How Low Can Stocks & Crypto Currencies Go? – June 17th, 2024
Bottom Line: My first rule of money is to never let your money and emotions cross paths. The purpose of this story is to inform you as to what's possible in a near worst-case outcome for the financial markets. The reason is to understand what's possible, though unlikely, so you can plan soundly for your financial future unemotionally. The US stock market is the greatest wealth creation machine in the history of the world. Likewise, cryptos have created generational wealth for many who were early. I want you to benefit from investing without making emotional mistakes with money. Historically, when investors attempt to time the market, they end up worse off than if they’d stayed with their original plan over 90% of the time. This is all about combating those types of mistakes.
Here's how close the DOW, S&P 500 & Nasdaq are to their all-time highs.
- DOW: 4% away from record highs – down >1% last week
- S&P 500: Hit a new record high during the week – up 2% last week
- Nasdaq: Hit a new record high during the week – up 3% last week
The momentum train continued chugging last week for the S&P 500 and Nasdaq as they touched new highs yet again. The DOW has been and was the outlier last week as speculation builds that AI darling Nvidia could replace Intel in the DOW Jones Industrial Index. Speaking of which...

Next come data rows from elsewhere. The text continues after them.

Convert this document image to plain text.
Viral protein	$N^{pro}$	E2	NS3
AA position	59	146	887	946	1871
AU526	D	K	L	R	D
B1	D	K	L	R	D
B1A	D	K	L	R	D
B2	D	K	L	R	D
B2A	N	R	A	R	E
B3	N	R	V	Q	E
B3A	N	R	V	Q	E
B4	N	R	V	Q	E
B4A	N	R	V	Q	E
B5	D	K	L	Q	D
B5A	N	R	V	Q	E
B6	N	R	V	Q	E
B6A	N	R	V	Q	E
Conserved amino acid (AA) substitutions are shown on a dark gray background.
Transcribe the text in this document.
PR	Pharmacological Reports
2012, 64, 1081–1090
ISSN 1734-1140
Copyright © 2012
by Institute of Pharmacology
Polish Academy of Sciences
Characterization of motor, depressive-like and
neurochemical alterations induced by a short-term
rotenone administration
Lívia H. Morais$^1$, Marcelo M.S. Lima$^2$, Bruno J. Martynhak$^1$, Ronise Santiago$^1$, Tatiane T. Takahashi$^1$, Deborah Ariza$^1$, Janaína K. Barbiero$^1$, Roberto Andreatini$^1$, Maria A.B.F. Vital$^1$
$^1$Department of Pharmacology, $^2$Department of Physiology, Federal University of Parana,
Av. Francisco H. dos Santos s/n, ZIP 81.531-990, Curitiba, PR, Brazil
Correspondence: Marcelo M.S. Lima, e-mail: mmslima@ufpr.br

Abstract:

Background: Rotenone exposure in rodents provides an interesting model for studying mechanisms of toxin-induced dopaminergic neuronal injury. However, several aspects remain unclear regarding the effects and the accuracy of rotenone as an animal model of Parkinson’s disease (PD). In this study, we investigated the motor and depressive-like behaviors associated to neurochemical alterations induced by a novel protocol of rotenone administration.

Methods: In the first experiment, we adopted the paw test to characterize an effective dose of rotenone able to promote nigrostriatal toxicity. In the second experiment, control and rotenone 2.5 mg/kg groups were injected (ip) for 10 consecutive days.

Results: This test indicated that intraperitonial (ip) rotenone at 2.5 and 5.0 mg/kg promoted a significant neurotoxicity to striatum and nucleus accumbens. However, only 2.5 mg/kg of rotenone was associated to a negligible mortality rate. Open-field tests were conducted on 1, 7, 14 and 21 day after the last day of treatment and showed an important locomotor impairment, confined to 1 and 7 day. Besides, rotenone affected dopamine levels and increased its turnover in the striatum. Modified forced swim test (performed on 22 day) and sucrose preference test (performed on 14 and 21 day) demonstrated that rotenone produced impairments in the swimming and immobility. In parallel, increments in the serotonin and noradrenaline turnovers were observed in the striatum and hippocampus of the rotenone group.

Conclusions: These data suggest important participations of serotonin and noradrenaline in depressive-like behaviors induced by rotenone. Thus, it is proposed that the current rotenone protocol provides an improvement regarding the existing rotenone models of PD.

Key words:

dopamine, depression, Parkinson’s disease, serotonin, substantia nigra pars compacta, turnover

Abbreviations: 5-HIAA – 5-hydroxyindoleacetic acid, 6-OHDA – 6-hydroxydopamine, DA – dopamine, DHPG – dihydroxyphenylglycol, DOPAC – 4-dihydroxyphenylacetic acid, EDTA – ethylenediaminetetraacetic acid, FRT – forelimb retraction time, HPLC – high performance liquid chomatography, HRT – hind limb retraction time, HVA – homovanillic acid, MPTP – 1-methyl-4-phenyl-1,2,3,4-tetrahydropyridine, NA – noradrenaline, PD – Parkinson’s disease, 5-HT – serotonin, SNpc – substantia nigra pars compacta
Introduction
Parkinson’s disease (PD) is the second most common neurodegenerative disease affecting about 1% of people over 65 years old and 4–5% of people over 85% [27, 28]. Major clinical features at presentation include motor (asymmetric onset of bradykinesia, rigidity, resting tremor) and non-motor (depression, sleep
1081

The rally continued to be led by the usual suspects – Nvidia and related AI tech stock plays. Key to the market’s storyline is the continued economic news flow. Last week’s CPI and PPI reports showed a moderation in inflation, providing increased optimism that an interest rate cut or two could still be on the table this year. Speaking of which, the Federal Reserve essentially laid out guidance accordingly in their policy meeting last week. The economic news flow wasn’t all good for those looking for a soft landing from the era of historically high inflation and interest rates. Friday’s monthly consumer survey found Americans are rapidly losing confidence in the economy and their ability to participate in it. If consumer spending were to follow the pattern of the sentiment survey it could increase the risk of entering a recession this year – especially since the revised 1st quarter growth rate for the US economy was barely positive at just 1.3% As for cryptos...
Digital currencies were lower across the board over the past week. Bitcoin dropped just over two thousand dollars in value to trade at around $66,000. Ethereum, recently buoyed by the SEC’s decision to allow Ether ETFs sold off by about $50 on the week to trade near $3,500. Meanwhile, the BitwiseETF, which represents the top 10 cryptocurrencies, was off about 8% on the week. I can’t provide value analysis for digital currencies because they retain no inherent value, but I can for stocks because they do. On that note...
Here’s where the stock market stands based on fundamentals using the S&P 500 as benchmark.
- S&P 500 P\E: 28.23
- S&P 500 avg. PE: 16.07
The downside risk is 43% based on earnings multiples right now from current levels. That’s flat over the past week as stock prices rose with fundamentals slightly improved as well. We currently have the most fundamental risk that’s been priced into the market since April of 2021 when the impact of rising inflation was first being felt. For perspective, the pandemic cycle is the only time valuations have been this high over the past decade and prior to this cycle, you’d have to go back to the Great Recession in ‘08- ‘09 to find prices this high on a fundamental earnings basis.
If a short-term decline at those levels wouldn't affect your day-to-day life, you're likely well positioned. If that is a problem for you, you should probably seek professional assistance in crafting your plan that balances your short-term needs with longer term objectives.